When I started eating a more vegetarian-laden diet, I mentioned my love of falafel to my Papa and next thing I knew he brought me a to-go container full of 15 of them. Hearty, warm, soft pillowy falafel. Hands down the best I’d ever had. He had a friend (of course), and from then on, he has a container of falafel just for me whenever we get together. It’s absolutely the best.
These falafel were made to be very simple. The simplest. So anyone can and will make them. I’ve noticed lately how complicated recipes are becoming, mine included, and I want to simplify that as best I can. Because when I first began cooking, long ingredient lists and complex cooking methods would have had me running for the hills.

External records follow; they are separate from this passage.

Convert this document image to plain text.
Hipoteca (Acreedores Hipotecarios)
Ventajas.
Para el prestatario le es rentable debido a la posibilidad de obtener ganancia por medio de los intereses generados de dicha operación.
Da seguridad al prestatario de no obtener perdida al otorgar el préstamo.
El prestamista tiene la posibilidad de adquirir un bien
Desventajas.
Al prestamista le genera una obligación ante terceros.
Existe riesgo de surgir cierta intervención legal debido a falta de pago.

So this recipe gets back to basics. Less than 10 ingredients, and only a food processor + a baking sheet are required. All of the items are ones you have in the pantry, or can easily find at the market. I enjoy these falafel best wrapped up in a large green leaf (collard, chard, etc.) with hummus, chopped tomatoes, and cucumber. They’re also lovely stuffed in a pita, or on top of a bowl of grains, and greens. Maybe drizzled with a bit of tahini sauce. Enjoy! xx Karlie
- 1 15 oz can chickpeas, drained and rinsed
- 3 Tbsp tahini
- 1 cup cilantro (or parsley, mint, or a combination)
- 2 Tbsp flour (I used brown rice flour)
- 2 cloves garlic, minced
- ½ yellow onion, chopped
- 1 tsp turmeric powder
- ½ tsp cumin powder
- ½ lemon, squeezed
- ¼ tsp baking soda
- Salt, to taste
- Pre-heat oven to 400F.
- Add all ingredients to food processor and pulse until combined. Do not over-process or you will make hummus.
- Roll into ~10 balls and place onto a large baking sheet lined with a Silpat or parchment paper.
- Bake for 40 minutes until golden brown and no longer wet.